Das stimmte, doch nachdem wir Chhule hinter uns gelassen hatten, konnten wir wieder auf den Talgrund hinabsteigen. Dort marschierten wir augenblicklich in den Schutz eines gewaltigen Rhododendron-Waldes, der gute drei Kilometer des Tals ausfüllte. Da der Monsun dieses Jahr so früh gekommen war, stand der ganze Wald noch in Blüte; jeder Baum war eine Explosion üppiger rosa- oder lavendelfarbiger oder weißer Blüten, jede Blüte war groß und hell und schimmerte feucht. Wir schritten unter einem Dach aus Millionen dieser Wunder einher, während der Nebel zwischen den knorrigen schwarzen Ästen wogte, und der Anblick war so seltsam und beeindruckend, daß sogar George die Klappe hielt und mit aufstehendem Mund marschierte.

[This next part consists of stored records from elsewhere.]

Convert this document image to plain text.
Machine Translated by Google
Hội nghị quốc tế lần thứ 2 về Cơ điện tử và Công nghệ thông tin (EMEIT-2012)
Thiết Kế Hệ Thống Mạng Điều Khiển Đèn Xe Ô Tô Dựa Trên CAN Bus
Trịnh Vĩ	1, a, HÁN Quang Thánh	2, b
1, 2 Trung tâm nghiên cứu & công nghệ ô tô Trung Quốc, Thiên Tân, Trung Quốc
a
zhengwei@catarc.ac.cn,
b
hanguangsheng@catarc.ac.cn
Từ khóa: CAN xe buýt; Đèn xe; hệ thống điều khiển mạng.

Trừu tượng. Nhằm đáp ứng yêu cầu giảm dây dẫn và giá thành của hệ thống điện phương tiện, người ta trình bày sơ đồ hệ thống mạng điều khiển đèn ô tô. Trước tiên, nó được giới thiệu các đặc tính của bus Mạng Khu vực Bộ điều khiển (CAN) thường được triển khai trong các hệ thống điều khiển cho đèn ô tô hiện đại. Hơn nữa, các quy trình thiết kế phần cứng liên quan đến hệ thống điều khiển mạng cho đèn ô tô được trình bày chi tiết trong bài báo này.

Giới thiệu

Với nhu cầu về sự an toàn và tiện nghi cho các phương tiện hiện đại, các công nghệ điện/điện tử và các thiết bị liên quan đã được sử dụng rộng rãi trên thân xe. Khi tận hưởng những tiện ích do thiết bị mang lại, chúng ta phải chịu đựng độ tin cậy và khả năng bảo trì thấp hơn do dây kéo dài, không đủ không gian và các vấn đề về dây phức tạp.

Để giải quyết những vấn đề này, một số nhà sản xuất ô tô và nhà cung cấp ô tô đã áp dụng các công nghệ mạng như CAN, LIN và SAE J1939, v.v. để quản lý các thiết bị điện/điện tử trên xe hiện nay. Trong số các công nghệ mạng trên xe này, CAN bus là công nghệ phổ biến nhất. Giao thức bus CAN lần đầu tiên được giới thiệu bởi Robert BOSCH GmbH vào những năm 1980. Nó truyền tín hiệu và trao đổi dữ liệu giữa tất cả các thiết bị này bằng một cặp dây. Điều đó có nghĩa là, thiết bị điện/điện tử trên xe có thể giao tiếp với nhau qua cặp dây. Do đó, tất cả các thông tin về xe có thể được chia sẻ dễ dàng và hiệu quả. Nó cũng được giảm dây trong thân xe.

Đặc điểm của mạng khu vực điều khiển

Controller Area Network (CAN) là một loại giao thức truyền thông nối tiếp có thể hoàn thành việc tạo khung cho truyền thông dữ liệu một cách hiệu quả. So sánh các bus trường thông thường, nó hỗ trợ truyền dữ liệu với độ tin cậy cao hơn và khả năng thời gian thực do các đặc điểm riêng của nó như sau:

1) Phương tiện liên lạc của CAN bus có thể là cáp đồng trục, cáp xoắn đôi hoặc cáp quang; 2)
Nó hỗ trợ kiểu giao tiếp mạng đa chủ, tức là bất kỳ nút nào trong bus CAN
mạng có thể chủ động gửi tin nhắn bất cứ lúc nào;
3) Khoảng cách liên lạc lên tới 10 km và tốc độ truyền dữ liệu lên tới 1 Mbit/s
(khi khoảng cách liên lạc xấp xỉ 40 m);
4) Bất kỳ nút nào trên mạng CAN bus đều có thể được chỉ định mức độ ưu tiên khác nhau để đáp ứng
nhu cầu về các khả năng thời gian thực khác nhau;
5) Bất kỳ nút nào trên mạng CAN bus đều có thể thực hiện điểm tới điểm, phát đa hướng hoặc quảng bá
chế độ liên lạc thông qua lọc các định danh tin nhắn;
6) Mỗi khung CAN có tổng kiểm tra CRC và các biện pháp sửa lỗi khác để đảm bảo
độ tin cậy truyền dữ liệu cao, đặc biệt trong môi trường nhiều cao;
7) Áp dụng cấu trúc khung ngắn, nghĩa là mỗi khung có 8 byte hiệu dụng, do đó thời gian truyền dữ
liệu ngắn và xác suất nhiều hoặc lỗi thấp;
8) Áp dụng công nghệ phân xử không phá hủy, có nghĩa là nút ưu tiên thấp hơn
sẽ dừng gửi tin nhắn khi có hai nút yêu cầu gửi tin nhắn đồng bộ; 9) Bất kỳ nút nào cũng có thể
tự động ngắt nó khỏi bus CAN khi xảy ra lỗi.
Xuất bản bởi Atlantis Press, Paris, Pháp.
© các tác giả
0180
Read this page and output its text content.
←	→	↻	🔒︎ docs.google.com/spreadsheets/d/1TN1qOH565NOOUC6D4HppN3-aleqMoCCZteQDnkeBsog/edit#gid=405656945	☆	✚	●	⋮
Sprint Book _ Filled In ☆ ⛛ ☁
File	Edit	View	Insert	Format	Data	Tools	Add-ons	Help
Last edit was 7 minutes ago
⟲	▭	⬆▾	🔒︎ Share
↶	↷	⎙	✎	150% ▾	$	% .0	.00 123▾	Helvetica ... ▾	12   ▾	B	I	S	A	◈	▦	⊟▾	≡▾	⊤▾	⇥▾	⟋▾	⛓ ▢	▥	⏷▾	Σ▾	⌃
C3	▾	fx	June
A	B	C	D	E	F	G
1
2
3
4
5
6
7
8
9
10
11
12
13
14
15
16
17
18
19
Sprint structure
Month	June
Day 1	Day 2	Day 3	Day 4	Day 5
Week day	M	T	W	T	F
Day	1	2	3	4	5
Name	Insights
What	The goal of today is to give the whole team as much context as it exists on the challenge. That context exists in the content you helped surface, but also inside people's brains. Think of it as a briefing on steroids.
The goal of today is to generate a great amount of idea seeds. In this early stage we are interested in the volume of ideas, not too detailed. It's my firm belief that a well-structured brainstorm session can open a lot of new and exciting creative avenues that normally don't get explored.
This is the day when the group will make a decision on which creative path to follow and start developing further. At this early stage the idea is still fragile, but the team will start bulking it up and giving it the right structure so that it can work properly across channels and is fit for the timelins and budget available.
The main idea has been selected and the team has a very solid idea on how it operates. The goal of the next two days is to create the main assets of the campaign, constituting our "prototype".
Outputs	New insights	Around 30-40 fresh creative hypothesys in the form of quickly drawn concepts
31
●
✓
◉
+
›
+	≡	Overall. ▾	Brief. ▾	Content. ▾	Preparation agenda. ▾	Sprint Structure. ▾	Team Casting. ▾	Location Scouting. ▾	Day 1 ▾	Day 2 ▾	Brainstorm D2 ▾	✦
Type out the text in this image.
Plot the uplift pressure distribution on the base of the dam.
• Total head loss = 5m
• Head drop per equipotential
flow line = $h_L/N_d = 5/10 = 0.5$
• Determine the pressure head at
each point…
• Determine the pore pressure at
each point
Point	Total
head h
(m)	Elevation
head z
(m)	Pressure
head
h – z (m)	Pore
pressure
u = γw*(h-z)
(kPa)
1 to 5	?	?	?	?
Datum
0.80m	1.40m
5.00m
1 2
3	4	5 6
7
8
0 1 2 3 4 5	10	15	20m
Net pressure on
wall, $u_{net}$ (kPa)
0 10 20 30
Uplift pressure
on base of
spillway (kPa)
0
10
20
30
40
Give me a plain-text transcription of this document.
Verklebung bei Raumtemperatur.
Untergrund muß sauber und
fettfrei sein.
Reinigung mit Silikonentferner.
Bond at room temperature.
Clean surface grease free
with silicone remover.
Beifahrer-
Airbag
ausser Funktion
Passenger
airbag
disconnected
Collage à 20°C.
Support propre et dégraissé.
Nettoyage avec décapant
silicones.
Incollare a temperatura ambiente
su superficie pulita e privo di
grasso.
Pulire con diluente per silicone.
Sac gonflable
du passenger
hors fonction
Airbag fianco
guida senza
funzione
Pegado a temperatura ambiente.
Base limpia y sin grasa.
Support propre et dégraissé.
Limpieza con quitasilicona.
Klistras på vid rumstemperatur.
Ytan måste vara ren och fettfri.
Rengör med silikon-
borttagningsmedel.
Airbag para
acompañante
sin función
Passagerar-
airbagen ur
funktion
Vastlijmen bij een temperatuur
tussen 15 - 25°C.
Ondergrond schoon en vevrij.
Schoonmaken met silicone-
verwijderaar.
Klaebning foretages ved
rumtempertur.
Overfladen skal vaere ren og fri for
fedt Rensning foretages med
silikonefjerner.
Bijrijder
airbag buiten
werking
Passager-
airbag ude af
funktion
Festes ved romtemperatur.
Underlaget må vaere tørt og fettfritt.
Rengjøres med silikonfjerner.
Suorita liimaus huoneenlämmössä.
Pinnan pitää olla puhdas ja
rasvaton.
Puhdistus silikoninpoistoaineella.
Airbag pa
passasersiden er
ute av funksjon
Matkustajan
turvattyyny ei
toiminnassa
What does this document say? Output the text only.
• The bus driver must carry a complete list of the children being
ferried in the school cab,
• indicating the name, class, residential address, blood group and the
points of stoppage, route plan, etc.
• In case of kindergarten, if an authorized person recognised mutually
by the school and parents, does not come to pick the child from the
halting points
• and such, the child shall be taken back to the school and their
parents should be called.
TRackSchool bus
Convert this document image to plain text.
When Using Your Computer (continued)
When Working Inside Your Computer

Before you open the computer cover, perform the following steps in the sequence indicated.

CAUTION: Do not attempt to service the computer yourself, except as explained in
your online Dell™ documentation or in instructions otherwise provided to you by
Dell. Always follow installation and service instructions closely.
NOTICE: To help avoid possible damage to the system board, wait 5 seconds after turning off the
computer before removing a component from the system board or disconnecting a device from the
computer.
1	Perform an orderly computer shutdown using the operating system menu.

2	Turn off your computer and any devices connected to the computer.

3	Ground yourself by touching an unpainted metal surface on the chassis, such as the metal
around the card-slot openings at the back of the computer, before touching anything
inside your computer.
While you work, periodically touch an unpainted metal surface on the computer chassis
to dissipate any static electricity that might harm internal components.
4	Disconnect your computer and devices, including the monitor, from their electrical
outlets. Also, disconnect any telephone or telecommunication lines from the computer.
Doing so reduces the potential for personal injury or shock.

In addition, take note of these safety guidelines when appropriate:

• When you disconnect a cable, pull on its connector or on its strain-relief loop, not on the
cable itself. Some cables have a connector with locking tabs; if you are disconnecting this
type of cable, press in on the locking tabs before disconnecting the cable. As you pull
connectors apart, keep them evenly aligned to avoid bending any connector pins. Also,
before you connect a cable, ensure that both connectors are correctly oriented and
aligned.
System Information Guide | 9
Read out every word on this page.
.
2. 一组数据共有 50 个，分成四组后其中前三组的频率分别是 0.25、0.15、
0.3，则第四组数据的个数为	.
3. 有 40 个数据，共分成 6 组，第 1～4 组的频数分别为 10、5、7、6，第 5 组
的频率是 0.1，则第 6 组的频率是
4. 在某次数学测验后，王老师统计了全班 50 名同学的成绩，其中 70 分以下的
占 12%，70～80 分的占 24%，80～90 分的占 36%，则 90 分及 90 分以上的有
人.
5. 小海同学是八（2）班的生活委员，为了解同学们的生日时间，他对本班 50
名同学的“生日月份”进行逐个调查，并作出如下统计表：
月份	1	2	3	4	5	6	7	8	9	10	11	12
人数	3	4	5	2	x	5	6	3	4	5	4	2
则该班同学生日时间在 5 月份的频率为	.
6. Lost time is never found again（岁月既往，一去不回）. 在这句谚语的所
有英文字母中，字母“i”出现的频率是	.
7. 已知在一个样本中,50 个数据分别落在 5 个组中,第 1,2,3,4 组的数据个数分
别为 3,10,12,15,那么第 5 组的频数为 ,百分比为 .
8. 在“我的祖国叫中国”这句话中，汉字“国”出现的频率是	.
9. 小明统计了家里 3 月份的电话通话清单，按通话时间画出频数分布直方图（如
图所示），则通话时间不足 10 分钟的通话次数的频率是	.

Hinter dem Rhododendron-Wald gerieten wir in das seltsame tropisch-arktische Unterholz, das die Täler des Himalaja in einer Höhe zwischen etwa viertausend bis fünftausend Metern bedeckt. Das ist Gottes Land, wenn Sie mich fragen, Bergwiesen, auf denen Heidekraut wächst, dornige Moosarten, Flechten, kleine Sträucher und Hochgebirgs- und Tundrablumen. Das Tal hier war eindeutig U-förmig, ein Gletscherding mit steilen Felswänden, und wir krochen hinauf wie Ameisen auf dem Boden eines leeren Swimming-Pools. Der Talgrund wurde von zahlreichen silbernen Wasserläufen durchzogen, und als wir neben diesen Gletscherbächen wanderten, konnten wir hören, wie Felsen über ihren Grund rumpelten und die Bäche praktisch umleiteten, während wir zusahen. Und auf beiden Seiten des Tals türmten sich die schneebedeckten steilen Gipfel des Himalaja-Massivs auf, obwohl wir sie auf diesem Trek wegen der Wolken so gut wie nie sahen.

Wir näherten uns der Grenze zwischen Nepal und Tibet. Im allgemeinen verlaufen die Gebirgszüge von Osten nach Westen, doch es gibt unzählige Ausläufer, alle dermaßen verzogen und verdreht, wie man es nur erwarten kann, wenn ein Kontinent mit hoher Geschwindigkeit unter einen anderen stößt. Die politische Grenze versucht dem Verlauf des Gipfelkamms zu folgen, doch an einigen Stellen bilden die Gebirgszüge praktisch Knoten, und man kann gar nicht mehr so genau erkennen, was eigentlich der ›Kamm‹ ist. In solchen Gegenden wird der Grenzverlauf immer zweifelhaft, und genau an einer dieser zweifelhaften Stellen, an der sechstausend Meter hohe Bergzüge ineinanderstoßen und einige Gipfel auf über siebentausend Meter hochstoßen, liegt das Hochtal von Shambhala.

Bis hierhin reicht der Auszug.